Proteins are the building blocks of life. In nature, they result from the careful and deterministic folding of molecular strings consisting of combinations of 20 different units (the essential amino acids). They can take on any imaginable shape and function at the nanoscale. In fact, scientists still don’t know how many different proteins are in our bodies (perhaps it is unknowable), since our cells could have the capacity to create, modify and evolve proteins as and when they are needed. Proteins work as light detectors in our eyes, electrical switches in our neurons, nanowalkers in our muscles, and rotary nanomotors to catalyse chemical reactions. They are responsible for detecting and reacting to the signals, forces and information from the environment in which an organism resides and interconnects to, and also for creating the structures that allow movement, the extraction of energy from food or the destruction of pathogens. No human-made artificial technology can dream of such capacities. We can however try to learn how life does it, and continuously progress in in our understanding while responsibly employing this new knowledge in a responsible manner.

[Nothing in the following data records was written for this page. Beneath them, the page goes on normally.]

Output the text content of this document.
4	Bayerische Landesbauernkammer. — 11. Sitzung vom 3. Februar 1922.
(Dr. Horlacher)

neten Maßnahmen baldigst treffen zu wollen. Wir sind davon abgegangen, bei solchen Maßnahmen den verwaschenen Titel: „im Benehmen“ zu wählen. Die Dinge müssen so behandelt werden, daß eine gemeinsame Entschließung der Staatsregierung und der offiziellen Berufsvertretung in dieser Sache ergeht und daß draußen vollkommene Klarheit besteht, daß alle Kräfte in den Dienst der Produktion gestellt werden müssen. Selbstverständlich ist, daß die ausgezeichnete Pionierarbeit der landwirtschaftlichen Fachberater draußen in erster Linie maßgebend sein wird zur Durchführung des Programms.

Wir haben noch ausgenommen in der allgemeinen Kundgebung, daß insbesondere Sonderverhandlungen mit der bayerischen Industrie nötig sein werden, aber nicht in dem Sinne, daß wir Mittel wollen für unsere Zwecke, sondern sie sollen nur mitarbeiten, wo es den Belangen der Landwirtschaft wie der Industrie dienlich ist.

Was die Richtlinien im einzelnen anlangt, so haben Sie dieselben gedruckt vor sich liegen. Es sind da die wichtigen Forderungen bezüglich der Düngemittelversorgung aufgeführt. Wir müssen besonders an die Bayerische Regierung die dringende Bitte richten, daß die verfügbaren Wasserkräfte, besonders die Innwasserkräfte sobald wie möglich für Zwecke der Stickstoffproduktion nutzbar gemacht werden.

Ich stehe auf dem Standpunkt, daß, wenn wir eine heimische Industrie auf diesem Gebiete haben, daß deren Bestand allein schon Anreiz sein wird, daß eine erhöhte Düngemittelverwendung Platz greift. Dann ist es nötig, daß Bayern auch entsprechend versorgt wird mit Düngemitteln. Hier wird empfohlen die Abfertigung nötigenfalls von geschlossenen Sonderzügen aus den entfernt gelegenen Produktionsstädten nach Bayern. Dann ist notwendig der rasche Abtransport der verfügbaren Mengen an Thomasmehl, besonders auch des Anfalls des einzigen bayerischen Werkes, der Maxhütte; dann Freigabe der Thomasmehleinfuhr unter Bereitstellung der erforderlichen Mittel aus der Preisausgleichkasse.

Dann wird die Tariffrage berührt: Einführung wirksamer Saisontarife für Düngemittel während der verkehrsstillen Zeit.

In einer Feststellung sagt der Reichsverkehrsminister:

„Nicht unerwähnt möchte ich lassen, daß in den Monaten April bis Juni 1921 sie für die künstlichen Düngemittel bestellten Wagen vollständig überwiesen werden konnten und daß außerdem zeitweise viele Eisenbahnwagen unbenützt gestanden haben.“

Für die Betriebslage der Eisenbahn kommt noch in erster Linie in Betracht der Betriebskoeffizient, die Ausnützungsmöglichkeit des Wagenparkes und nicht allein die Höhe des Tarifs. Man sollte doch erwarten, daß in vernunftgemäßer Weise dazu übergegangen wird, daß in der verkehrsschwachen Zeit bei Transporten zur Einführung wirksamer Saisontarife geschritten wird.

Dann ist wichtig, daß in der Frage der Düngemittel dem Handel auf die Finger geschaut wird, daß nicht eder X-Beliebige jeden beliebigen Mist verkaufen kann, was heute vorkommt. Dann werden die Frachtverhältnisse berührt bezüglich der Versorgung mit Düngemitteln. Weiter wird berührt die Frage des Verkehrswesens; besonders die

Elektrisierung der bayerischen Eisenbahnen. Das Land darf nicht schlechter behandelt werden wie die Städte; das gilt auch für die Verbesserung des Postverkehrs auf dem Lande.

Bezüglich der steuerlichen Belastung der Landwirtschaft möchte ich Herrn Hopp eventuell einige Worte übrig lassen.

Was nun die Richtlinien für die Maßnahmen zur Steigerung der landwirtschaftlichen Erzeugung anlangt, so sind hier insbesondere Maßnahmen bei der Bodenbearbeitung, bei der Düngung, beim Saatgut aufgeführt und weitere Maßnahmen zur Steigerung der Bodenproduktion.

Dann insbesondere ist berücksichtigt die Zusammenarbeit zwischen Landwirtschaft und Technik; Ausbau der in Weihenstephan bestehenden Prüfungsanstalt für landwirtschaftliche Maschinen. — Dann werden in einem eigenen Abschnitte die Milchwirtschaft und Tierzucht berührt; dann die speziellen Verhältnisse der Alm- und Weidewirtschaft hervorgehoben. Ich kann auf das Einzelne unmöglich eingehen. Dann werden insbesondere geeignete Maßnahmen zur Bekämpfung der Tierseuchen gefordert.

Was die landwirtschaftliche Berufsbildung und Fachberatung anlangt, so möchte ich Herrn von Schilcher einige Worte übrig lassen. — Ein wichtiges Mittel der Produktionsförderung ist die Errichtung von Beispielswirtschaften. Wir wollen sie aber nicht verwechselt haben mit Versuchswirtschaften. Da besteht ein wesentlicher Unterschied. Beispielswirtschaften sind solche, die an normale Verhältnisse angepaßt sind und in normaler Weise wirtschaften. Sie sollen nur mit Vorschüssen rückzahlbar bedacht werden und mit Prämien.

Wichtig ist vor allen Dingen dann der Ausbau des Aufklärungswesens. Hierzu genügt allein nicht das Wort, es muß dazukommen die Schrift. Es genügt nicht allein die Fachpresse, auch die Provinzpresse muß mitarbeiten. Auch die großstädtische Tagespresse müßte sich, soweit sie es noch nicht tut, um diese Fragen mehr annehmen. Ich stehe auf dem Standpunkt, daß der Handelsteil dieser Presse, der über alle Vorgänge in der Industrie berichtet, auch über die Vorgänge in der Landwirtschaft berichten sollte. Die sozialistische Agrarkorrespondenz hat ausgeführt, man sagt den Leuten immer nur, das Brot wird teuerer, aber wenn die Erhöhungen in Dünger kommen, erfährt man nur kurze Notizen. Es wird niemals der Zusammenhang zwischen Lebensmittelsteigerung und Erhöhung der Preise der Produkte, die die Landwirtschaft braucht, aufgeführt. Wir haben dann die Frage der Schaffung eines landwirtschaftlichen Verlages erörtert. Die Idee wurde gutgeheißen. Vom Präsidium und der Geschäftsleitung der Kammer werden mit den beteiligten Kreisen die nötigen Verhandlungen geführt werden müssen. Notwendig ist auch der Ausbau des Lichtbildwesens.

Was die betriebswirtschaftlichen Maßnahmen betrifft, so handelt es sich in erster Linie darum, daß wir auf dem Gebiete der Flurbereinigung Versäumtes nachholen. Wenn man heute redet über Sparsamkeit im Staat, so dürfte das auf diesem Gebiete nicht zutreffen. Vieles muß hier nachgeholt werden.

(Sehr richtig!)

One of the essential features of all life is having some method or methods to be perceptive of change around it and relay such input to its DNA. It has to constantly prepare and be able to function while facing uncertainties and unknows in challenging environments. It has to have a memory of what it learnt in the past that can serve across generations. Evolution, and all the chemistry it is made up of, interact and is witnessed in emerging science as having this ability, and it does so in a principled manner. Without biases, life (evolution) on all levels, interconnect and perceive information from its surroundings to evolve a reliable physical sphere of existence—not only to survive but to better interconnect in full regard of even its smallest components. It must gather reliable information to prepare for unknowns in an uncertain future based on its perceptions of a changeable and challenging environments.
It is when these interactive spheres get hijacked by unreliable information or biases that we get confused and face a precarious future. We can only remedy this when, and if, we become perceptive of and have access to reliable information. The more progressive our perceptions and this information and knowledge become, the more important the value of fairness and mutual support also become.
It is by harmonising and operating wisely in reliably interconnected spheres of perception without biases in any of the three spheres (physical reality, uncertainty and the unknown) that we can confidently prepare ourselves for the future. And it can only be when we measure our progress in terms of the morality of our actions in this newly gained knowledge, that a much better world will become a reality for all of us.